Yo quería meter personajes fantásticos. Por ejemplo el personaje del mago que ya se aburre de sus trucos y dice que va a utilizar el terror, que es asustar a la gente, o hipnotizar, como lo hace con Cecilia. Es decir, sus actos en el circo van más allá. Está la mujer gorda , el hombre bestia, el lanzacuchillos, entre otros personajes, con un pasado por descubrir.

¿Y la magia, cómo se integra en la parte narrativa de la obra? Porque pareciera que realmente sí tienen efectos los actos del mago.
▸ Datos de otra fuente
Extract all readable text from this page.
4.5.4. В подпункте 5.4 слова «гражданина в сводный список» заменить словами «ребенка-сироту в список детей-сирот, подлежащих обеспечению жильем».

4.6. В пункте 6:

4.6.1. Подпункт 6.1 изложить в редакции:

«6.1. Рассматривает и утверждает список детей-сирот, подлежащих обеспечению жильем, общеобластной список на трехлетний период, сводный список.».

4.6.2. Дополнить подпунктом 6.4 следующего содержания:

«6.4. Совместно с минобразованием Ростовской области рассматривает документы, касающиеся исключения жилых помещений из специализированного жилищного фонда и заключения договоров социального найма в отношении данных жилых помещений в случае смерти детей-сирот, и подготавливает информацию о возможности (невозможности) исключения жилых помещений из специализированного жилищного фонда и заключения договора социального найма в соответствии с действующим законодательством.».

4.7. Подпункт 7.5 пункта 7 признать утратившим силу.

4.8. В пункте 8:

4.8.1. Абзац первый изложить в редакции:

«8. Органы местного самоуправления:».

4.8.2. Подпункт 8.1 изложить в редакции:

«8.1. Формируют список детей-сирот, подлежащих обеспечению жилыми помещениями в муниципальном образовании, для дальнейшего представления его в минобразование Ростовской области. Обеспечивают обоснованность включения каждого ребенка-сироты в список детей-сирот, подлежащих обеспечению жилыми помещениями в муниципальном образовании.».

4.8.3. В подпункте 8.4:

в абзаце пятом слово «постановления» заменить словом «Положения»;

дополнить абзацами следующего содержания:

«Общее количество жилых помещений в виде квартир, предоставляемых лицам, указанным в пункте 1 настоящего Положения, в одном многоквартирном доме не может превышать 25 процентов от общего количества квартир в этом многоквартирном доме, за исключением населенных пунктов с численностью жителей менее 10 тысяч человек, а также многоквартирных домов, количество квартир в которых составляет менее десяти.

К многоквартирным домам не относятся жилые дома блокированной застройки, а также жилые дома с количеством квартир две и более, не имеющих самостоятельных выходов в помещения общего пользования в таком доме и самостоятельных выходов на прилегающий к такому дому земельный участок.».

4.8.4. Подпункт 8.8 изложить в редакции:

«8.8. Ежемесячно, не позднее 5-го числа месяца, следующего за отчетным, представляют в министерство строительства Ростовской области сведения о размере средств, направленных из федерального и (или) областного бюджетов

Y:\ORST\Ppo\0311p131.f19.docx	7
Justamente quiero hacer que el lector se plantee por un momento la situación de la trasmigración de las almas, para el final caer con la triste y simple realidad. La idea era que el lector se preguntara si estás ante una novela de fantasmas, para después ubicarlo en la deprimente realidad, que es un circo alimentado de la fantasía y que la realidad es muy dura.

¿Qué piensas del circo en la actualidad y la prohibición de los animales?

Pienso que fue un error muy grande acabar con esa forma de espectáculo, de arte, pues no hay comparación con una corrida de toros. En el circo, al animal se le cuida, no se le mata. Hay personas que me dijeron que trabajaban en circos, que ellos nos los maltratan, que son parte de su familia. Hay situaciones en que están en igualdad de circunstancias; sí reciben golpes, sí se les habla fuerte, igual que nosotros también lo hacemos.